Ongewenste kinderloosheid is een ingrijpende situatie in mensenlevens.
Ik begrijp de oproep van de professionals, die zich in hun werk geconfronteerd zien
met het verdriet van wensouders die geen draagmoeder kunnen vinden. Het al
dan niet inrichten van een draagmoederbank hangt samen met de beoordeling
van de aanbevelingen die de Staatscommissie Herijking ouderschap heeft
gedaan.1
Zo heeft de Staatscommissie voorgesteld in Nederland een regeling voor
draagmoederschap te treffen en ontheffingen mogelijk te maken op het
bemiddelingsverbod, zoals nodig voor het oprichten van de voorgestelde
draagmoederbank. De minister voor Rechtsbescherming zal uw Kamer in januari
2018 informeren over de in het regeerakkoord aangekondigde onderzoeken naar
aanleiding van het advies van de Staatscommissie.
4
Denkt u dat er in Nederland vrouwen zijn die best bereid zijn om draagmoeder te
worden voor een stel dat ongewenst kinderloos is? Zo ja, deelt u de mening dat
het een goed idee is dat deze vrouwen zich ergens kunnen melden, zodat bekeken
kan worden of zij werkelijk aan de voorwaarden voor draagmoederschap kunnen
voldoen en een kinderloos paar kunnen helpen?
Ik kan onmogelijk inschatten hoeveel vrouwen in Nederland bereid zouden zijn om
draagmoeder te zijn.
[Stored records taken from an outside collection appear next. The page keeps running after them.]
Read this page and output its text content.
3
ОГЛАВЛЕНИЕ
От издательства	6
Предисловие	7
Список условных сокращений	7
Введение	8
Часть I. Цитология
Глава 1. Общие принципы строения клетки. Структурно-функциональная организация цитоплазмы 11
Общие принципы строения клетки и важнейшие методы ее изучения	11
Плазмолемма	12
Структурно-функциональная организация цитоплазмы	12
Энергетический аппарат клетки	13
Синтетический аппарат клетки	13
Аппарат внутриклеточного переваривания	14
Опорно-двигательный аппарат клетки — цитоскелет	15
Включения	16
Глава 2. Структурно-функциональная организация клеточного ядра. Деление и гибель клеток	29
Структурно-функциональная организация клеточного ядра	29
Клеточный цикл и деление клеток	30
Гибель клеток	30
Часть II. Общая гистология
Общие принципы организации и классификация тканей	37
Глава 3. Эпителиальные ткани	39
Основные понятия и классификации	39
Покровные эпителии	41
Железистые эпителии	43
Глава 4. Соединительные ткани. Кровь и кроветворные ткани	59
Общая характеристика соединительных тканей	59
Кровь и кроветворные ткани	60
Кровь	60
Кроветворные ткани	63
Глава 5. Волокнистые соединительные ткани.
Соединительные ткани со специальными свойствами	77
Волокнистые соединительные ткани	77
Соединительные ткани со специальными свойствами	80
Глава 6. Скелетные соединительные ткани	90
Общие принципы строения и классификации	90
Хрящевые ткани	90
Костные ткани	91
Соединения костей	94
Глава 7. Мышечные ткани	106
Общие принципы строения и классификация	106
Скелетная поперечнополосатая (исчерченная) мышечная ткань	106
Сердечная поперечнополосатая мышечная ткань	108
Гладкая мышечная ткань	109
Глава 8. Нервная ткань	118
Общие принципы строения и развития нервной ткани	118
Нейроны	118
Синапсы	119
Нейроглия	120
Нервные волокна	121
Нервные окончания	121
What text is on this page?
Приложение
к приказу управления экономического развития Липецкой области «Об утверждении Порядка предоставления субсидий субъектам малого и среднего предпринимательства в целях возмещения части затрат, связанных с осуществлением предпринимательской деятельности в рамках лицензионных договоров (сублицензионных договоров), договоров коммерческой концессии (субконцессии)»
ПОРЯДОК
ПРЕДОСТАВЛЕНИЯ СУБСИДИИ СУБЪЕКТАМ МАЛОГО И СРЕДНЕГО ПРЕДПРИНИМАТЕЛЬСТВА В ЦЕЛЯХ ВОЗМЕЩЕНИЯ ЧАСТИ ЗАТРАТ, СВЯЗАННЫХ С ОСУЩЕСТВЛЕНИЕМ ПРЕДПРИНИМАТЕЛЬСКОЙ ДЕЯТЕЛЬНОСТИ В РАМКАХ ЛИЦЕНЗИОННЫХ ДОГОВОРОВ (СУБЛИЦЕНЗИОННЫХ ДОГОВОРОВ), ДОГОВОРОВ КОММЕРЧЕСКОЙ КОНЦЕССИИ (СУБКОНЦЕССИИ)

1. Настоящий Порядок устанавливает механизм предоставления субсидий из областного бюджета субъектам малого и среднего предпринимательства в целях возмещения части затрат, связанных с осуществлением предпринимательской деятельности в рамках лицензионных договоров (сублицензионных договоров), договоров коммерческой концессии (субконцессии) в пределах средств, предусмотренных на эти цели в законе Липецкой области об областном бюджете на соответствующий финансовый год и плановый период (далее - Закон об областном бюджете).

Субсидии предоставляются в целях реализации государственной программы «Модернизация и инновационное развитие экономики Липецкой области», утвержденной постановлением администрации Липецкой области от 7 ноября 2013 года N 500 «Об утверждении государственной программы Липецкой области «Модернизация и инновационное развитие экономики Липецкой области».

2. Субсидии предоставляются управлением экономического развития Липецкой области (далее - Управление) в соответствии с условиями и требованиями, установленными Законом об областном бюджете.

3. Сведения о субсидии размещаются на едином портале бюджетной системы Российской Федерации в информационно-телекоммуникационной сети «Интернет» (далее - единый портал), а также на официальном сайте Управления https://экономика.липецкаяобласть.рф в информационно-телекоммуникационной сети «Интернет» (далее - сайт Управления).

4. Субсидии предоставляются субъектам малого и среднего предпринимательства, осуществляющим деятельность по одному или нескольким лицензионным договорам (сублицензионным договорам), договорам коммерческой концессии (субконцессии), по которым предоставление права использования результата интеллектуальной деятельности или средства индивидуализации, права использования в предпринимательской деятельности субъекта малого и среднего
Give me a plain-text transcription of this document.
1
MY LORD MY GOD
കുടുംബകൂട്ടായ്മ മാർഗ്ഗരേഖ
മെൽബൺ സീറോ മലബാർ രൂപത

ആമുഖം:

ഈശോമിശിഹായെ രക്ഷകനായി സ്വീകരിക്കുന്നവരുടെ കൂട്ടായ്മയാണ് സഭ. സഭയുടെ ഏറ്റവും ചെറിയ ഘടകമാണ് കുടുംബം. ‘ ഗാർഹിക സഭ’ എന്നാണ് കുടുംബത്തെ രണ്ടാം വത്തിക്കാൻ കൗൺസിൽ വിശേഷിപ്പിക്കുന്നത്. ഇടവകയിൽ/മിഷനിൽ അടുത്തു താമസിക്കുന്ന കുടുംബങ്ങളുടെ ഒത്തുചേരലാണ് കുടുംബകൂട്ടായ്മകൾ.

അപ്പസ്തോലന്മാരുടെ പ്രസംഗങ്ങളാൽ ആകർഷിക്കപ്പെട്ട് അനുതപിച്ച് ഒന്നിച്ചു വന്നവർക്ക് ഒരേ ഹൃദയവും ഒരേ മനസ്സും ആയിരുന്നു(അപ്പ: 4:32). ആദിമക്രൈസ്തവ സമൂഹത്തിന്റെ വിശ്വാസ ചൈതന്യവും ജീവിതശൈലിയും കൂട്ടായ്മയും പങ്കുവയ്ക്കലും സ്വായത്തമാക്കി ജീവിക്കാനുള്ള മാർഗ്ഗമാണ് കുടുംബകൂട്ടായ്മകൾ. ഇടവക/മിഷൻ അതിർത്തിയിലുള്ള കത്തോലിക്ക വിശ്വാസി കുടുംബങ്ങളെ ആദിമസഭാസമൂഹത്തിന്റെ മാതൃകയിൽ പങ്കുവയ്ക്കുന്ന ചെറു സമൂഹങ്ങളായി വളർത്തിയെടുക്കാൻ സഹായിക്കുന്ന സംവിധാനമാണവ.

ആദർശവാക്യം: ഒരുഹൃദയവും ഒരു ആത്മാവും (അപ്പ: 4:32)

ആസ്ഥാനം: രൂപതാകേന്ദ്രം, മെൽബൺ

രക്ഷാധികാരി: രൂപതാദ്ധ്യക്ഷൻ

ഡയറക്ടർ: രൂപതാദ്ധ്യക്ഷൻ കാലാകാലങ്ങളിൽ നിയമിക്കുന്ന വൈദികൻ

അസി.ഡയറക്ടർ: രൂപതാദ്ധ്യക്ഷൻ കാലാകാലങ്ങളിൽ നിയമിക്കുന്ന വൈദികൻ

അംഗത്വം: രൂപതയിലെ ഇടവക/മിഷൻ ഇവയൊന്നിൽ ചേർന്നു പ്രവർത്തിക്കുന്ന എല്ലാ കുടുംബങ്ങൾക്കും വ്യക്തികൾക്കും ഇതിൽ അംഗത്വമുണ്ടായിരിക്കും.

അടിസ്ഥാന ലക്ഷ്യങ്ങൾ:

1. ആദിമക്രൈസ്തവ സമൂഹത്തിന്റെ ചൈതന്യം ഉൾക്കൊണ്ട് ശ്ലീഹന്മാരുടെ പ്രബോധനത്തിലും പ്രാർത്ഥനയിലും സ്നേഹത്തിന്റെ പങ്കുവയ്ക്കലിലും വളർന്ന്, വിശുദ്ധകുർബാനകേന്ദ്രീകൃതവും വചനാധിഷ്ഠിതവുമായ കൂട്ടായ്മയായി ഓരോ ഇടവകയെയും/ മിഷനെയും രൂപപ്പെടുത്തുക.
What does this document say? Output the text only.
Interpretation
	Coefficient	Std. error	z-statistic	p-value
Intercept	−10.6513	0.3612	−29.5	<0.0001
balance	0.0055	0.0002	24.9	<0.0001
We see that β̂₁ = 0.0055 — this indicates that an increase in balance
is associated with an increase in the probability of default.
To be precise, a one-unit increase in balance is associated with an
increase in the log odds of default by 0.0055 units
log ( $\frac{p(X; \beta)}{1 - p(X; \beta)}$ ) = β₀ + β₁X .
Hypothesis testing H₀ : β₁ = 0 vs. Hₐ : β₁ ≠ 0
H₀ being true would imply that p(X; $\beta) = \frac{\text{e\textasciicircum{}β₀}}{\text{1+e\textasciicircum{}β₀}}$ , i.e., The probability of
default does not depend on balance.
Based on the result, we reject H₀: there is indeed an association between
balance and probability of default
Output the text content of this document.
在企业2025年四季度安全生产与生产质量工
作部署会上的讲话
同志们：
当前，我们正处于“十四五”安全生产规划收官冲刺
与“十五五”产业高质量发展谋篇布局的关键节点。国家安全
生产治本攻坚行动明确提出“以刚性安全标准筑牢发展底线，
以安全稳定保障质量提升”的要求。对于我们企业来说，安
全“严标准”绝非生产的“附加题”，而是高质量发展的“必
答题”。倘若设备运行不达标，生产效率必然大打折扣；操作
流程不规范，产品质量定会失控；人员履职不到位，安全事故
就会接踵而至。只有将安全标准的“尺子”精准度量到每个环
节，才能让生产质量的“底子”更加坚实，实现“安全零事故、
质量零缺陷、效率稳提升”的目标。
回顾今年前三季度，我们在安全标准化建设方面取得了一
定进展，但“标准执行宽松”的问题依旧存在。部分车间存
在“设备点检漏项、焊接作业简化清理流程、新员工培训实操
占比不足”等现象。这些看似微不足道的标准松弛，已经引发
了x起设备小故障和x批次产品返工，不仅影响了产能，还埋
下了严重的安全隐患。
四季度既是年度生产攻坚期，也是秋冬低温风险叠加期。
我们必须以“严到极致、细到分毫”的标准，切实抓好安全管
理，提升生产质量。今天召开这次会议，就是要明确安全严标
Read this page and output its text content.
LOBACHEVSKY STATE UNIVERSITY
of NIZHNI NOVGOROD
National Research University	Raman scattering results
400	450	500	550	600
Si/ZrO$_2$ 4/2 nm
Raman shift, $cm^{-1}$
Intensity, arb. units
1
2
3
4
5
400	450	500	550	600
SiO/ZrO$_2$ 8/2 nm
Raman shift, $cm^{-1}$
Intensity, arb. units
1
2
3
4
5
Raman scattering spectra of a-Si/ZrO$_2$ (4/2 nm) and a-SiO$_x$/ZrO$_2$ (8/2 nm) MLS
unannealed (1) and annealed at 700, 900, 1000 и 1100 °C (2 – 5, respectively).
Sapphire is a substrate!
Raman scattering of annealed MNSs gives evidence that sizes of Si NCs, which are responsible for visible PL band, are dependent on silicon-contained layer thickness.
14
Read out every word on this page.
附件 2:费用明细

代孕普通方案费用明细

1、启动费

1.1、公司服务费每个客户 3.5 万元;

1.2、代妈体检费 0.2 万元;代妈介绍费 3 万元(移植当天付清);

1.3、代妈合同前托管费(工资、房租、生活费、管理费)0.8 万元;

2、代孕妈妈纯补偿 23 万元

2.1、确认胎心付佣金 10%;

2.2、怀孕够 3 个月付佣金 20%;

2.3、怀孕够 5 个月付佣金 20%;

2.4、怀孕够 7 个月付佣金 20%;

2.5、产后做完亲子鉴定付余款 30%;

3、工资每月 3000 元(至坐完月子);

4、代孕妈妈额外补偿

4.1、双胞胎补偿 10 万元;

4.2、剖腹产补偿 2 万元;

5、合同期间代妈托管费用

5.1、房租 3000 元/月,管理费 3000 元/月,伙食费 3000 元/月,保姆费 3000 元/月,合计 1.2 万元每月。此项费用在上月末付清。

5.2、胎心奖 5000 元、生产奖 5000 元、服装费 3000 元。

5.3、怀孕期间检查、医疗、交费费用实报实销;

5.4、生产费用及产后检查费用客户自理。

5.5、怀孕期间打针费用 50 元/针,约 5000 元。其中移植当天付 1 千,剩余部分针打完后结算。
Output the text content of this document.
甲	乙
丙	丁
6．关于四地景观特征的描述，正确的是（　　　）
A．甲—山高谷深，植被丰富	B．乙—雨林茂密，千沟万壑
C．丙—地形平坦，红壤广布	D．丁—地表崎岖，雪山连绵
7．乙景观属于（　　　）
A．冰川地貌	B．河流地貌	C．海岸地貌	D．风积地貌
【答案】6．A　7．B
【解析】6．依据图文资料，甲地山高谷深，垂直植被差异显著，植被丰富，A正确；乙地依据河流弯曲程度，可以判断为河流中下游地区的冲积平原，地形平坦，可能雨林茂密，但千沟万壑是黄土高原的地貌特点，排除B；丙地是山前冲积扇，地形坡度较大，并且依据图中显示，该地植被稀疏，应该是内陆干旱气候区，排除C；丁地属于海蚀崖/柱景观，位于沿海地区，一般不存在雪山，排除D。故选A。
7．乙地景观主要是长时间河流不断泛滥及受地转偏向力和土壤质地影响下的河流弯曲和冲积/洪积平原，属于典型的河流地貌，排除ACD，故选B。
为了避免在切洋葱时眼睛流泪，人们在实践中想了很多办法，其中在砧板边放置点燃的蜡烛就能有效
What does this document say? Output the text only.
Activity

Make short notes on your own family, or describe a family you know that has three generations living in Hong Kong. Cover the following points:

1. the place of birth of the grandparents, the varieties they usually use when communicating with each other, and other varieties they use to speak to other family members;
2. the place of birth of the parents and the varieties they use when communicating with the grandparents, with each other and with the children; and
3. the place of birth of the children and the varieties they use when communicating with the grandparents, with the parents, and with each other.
Gezien de belasting en het risico dat ermee gepaard gaat,
kan de parallel getrokken worden met eiceldonatie en nierdonatie bij leven. Mijn
inschatting is dat het om vrij kleine aantallen zal gaan, waarmee mogelijk nog
onvoldoende tegemoet gekomen wordt aan de vraag naar draagmoeders, zoals
ook in Engeland ondanks het bestaan van een draagmoederbank het geval is.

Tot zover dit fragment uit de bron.